History teaches us that a recession will have far less impact on the average dental office than the majority of other businesses, small and large. While the exact impact will be determined by the magnitude and duration of the recession plus regional factors, we and more importantly many buyers, remain confident that recessionary impacts on dental practices are likely to be moderate, and an eventual return to normal levels of revenue and profitability will ultimately be where things end up. The key question is, “How long will it take?”
Once again, history provides us some guidance for what we may face as we emerge from practice closures. First, a key thing to keep in mind is that prior to the COVID-19 pandemic, existing supply and demand forces had already driven practice values to unprecedented heights. We were in a strong “sellers’ market” in most places across Canada. The key drivers of this – a significant oversupply of dentists making patients the scarcest resource in dentistry, the strong economics of most dental practices, banks offering great financing terms on practice loans, and an unlimited supply of investment capital funding practice consolidators, are unlikely to change.
Second, history teaches that those intractable forces of supply and demand are likely to get stronger. During and after the 2008/2009 recession, what happened to dental practice selling prices? They went up! Often considerably. That may sound counter intuitive to some, but not if you look at the factors driving supply and demand – the ultimate determinate of the price of everything.
A basic principle in valuing a business is to remove the impact of one-time events that purchasers are not going to factor into their assessment of future earnings potential. The revenue declines that practices experienced due to office closures are just that kind of “one time” event. It is straightforward to adjust for this in a practice valuation. The most common approach will be to substitute monthly revenue from 2019 for the months in 2020 that are affected by COVID-19 related declines, with appropriate consideration being given to whether monthly revenue trends prior to the arrival of the pandemic were positive or negative.

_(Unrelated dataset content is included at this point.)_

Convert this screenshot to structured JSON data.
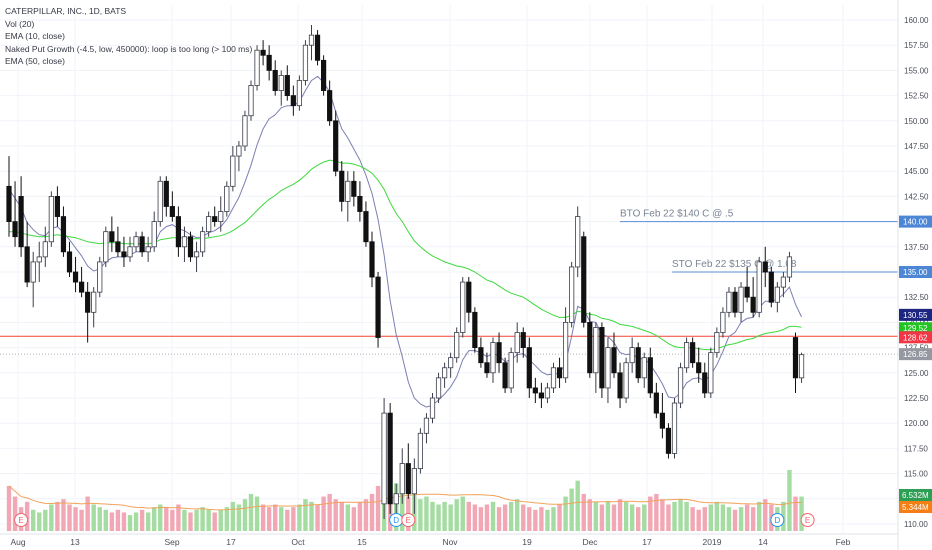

The longer term unknown is whether ongoing practice earnings will be impacted. Selling prices are best thought of in terms of a multiple of earnings (billings minus expenses). As we come out of the COVID crisis, we believe that the potential for reduced supply of practices for sale, along with continued strong or even increased demand, should keep earnings multiples as strong as they were before the crisis. But, if those multiples are applied to lower ongoing earnings, prices could fall. Revenue recovery, and the ability to price to recover any PPE related costs increases, will therefore be the most important factors in sustaining earnings and determining future selling prices
Sadly, there will always be those that will try to take advantage of the fear, uncertainty and doubt that we all experience in a crisis. Just a week into this crisis, we had already begun to hear stories of buyers who were trying to panic practice owners into selling now, at prices below fair market rates, or with unreasonable conditions that hugely favoured the buyer.
Practice owners need to take comfort in the fact that, despite everything going on, the fundamental laws of economics, led by supply and demand, have not been repealed, or even deferred. The one thing we know about all crises, is that they end. And that the prospects for practice values remain strong. The key is to seek out experienced advisors you can count on, not yielding to buyers whose real interest is their own gain.